Fortune
Robin Zimmer
2024 - 20 minutes
France - Fiction
Production : Robin Zimmer
synopsis
Ruben, locataire précaire approchant la trentaine, vit depuis quelques années en plein centre touristique de Paris. Il n’a jamais réussi à faire son trou. Il s’y est plutôt enterré. Les saisons sont passées, le temps a filé.
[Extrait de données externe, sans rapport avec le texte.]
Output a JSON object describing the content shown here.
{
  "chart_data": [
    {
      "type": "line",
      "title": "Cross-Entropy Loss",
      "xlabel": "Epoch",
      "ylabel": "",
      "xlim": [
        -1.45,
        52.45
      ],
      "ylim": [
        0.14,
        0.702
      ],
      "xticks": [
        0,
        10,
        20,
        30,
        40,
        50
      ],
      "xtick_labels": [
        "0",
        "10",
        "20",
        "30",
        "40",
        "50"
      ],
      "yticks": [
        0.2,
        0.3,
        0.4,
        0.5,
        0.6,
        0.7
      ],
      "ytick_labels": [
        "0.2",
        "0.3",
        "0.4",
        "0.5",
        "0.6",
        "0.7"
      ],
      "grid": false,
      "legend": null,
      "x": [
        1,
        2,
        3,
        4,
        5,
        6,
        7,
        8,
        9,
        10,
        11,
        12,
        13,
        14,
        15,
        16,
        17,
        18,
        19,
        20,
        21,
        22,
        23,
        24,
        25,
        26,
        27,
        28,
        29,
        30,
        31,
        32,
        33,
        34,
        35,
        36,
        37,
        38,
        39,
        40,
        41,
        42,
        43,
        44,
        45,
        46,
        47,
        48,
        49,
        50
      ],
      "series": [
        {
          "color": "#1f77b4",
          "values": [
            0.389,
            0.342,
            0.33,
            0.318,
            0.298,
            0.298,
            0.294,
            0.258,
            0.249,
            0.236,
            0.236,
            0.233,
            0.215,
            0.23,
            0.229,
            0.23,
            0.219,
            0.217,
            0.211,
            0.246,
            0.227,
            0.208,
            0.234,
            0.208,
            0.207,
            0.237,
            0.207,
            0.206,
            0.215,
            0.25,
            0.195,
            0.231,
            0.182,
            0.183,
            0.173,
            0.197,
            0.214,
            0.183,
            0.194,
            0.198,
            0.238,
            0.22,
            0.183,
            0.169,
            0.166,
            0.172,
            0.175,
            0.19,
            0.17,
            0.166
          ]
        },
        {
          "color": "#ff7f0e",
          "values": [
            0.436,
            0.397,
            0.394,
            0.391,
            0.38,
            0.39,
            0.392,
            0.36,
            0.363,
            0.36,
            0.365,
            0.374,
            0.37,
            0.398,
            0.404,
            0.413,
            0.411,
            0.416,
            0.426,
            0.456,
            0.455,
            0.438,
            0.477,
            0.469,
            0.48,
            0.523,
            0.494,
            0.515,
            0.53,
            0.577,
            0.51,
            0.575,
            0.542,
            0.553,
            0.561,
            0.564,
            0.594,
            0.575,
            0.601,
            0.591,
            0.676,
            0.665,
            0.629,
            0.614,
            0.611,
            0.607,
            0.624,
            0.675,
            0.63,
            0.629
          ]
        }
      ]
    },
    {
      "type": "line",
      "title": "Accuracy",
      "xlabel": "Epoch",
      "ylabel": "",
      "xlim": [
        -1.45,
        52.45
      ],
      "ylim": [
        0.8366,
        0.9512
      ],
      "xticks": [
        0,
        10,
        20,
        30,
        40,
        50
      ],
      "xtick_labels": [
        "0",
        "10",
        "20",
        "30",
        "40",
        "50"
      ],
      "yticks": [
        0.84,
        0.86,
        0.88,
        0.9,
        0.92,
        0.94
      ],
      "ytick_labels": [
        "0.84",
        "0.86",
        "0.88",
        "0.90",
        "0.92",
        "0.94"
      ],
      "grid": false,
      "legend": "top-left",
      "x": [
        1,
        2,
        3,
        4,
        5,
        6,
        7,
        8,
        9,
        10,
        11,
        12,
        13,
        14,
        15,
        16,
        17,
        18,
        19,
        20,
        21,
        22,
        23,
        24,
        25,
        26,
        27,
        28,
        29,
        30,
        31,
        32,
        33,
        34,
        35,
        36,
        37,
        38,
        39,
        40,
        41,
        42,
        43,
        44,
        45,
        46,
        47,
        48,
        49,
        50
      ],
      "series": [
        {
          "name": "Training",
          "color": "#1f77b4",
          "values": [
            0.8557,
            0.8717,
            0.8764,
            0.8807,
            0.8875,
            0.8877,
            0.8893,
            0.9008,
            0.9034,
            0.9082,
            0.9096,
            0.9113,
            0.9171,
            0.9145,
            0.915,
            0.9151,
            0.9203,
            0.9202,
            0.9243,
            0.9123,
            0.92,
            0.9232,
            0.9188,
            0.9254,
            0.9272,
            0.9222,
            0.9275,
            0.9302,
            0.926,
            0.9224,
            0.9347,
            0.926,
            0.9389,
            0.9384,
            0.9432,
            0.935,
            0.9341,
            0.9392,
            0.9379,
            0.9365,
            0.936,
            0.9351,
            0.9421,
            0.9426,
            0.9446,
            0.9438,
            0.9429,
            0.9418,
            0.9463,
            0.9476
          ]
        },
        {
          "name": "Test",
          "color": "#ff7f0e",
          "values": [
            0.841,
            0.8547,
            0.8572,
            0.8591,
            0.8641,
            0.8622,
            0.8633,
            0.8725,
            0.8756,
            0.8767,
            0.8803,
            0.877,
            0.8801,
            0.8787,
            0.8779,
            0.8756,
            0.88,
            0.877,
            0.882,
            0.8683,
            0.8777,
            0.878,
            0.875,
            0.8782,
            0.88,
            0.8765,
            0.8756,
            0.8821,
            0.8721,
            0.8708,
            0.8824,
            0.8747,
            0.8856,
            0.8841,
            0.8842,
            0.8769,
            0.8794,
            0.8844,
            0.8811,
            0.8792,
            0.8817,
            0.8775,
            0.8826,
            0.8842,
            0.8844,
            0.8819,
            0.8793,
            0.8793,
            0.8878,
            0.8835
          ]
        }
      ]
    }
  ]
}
Les incessantes vagues caniculaires, de plus en plus étouffantes, le contraignent à refaire surface.
biographie
Robin Zimmer
Robin Zimmer a, au cours de ses années fac, fait un passage à la rédaction des Cahiers du cinéma, avant de travailler sur des tournages en tant que régisseur, assistant décorateur ou assistant réalisateur. En parallèle, il réalise plusieurs courts métrages autoproduits, parmi lesquels Alcools (2023) et Fortune.
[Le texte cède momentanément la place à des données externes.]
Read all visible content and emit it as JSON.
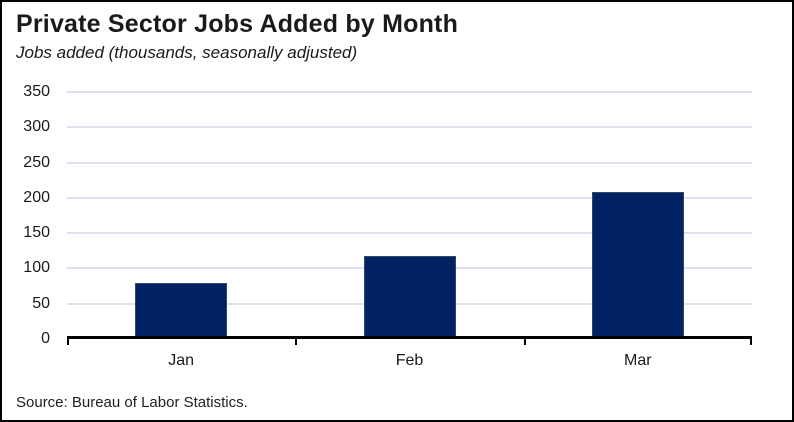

Ce dernier, dont il tient aussi l'un des rôles principaux, est sélectionné en compétition à Côté court, à Pantin, en 2024. Tout en entrant en écriture d’un long métrage de fiction, il enchaîne avec un nouveau film court, Le pont du vaisseau, qui est à son tour présenté à Pantin en 2025.
Critique
“T’as besoin de poésie !” / “Non, j’ai besoin de thune…” C’est entre ces deux répliques laconiques et abruptes que se niche Fortune de Robin Zimmer, film autoproduit présenté notamment au Festival Côté court de Pantin en 2024. Ruben en est le héros étrange, qui émerge de la Seine dans un Paris caniculaire. Cheveux longs, barbe épaisse, torse nu, un simple short, il semble obligé de s’immerger dans l’eau sale du fleuve pour résister à la chaleur insupportable de l’été. Ruben est interprété par le cinéaste lui-même, dans la tradition de ceux dont le corps même peut être qualifié de burlesque tant il surprend, vacillant même à un moment quand il glisse sur la chaussée, avant de devenir presque tragique, rongé par de mystérieuses plaques rouges qui l’affectent.
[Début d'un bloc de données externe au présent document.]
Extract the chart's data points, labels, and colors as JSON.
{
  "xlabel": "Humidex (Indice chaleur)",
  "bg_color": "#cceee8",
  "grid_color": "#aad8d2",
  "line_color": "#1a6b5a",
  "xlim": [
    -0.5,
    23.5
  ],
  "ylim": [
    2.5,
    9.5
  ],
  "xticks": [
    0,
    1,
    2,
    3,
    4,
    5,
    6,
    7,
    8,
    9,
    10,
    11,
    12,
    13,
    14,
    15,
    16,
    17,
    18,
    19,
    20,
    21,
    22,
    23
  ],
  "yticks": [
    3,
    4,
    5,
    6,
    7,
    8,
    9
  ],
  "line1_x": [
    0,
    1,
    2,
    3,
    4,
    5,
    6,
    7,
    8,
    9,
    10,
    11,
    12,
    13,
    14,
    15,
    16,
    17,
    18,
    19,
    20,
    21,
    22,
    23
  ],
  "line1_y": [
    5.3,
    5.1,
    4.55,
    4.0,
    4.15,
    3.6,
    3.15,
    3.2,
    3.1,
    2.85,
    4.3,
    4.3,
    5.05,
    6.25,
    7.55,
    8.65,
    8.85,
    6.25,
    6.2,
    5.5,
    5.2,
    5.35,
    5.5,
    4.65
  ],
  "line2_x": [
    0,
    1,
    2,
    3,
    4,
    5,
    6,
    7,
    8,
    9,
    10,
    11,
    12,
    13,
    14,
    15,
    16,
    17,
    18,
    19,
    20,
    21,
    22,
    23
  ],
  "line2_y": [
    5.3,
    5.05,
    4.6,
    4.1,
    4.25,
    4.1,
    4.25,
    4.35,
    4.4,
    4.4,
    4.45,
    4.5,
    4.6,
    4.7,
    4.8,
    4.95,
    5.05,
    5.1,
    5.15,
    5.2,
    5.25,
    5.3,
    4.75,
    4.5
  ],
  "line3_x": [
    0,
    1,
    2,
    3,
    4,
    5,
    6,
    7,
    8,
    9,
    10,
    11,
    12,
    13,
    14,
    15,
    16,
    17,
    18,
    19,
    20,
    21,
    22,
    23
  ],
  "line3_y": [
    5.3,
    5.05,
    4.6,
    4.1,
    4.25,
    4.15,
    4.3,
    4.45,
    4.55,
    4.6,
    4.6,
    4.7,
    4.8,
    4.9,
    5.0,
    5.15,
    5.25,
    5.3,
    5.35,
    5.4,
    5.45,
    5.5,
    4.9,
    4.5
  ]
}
Dans Fortune, Robin Zimmer, au cœur de son film, est entre poésie et prosaïsme du quotidien. Son endroit de prédilection, un saule pleureur sur les quais, en est finalement le symbole. L’arbre, par son rideau de feuilles plongées vers le bas, est le rideau d’un petit théâtre de la vie par lequel s’échappent Ruben et son pote, voleur de vinyles chez Gibert. Pas de naturalisme chez le jeune cinéaste, mais un cadre solide (Paris l’été, écrasé par la chaleur et envahi par les touristes) pour mieux établir l’insolite. Les rencontres étranges, ou les situations décalées. Oui, Ruben a chaud et, contrairement à l’humanité qui l’entoure, il enlève ses vêtements, qui “le dérangent”. À la plage, ce serait normal ; dans la ville, cela détonne. Ainsi, sans l’affirmer, il fait presque aussi acte de rébellion.
Et même si elle est niée par les personnages du film, la dimension politique du film est présente dès le premier plan, d’une manière très frontale. Un plan montrant un personnage faisant la manche à côté d’une vitrine de luxe. La ville est traversée de touristes aisés pendant que d’autres, à commencer par le personnage principal, n’ont rien, si ce n’est une carte de crédit clippée au short, quelques euros sur le compte courant. Paris est en travaux, “pue la pisse” et se voit traversée de policiers et de militaires du plan Vigipirate. Ses garçons de café, toujours aussi désagréables, sont vite suspicieux au point de ne pas vouloir servir un expresso à un garçon presque nu (!). Fortune en sera donc le titre ironique, évoquant aussi le réchauffement climatique doublé d’une pollution de l’eau du fleuve.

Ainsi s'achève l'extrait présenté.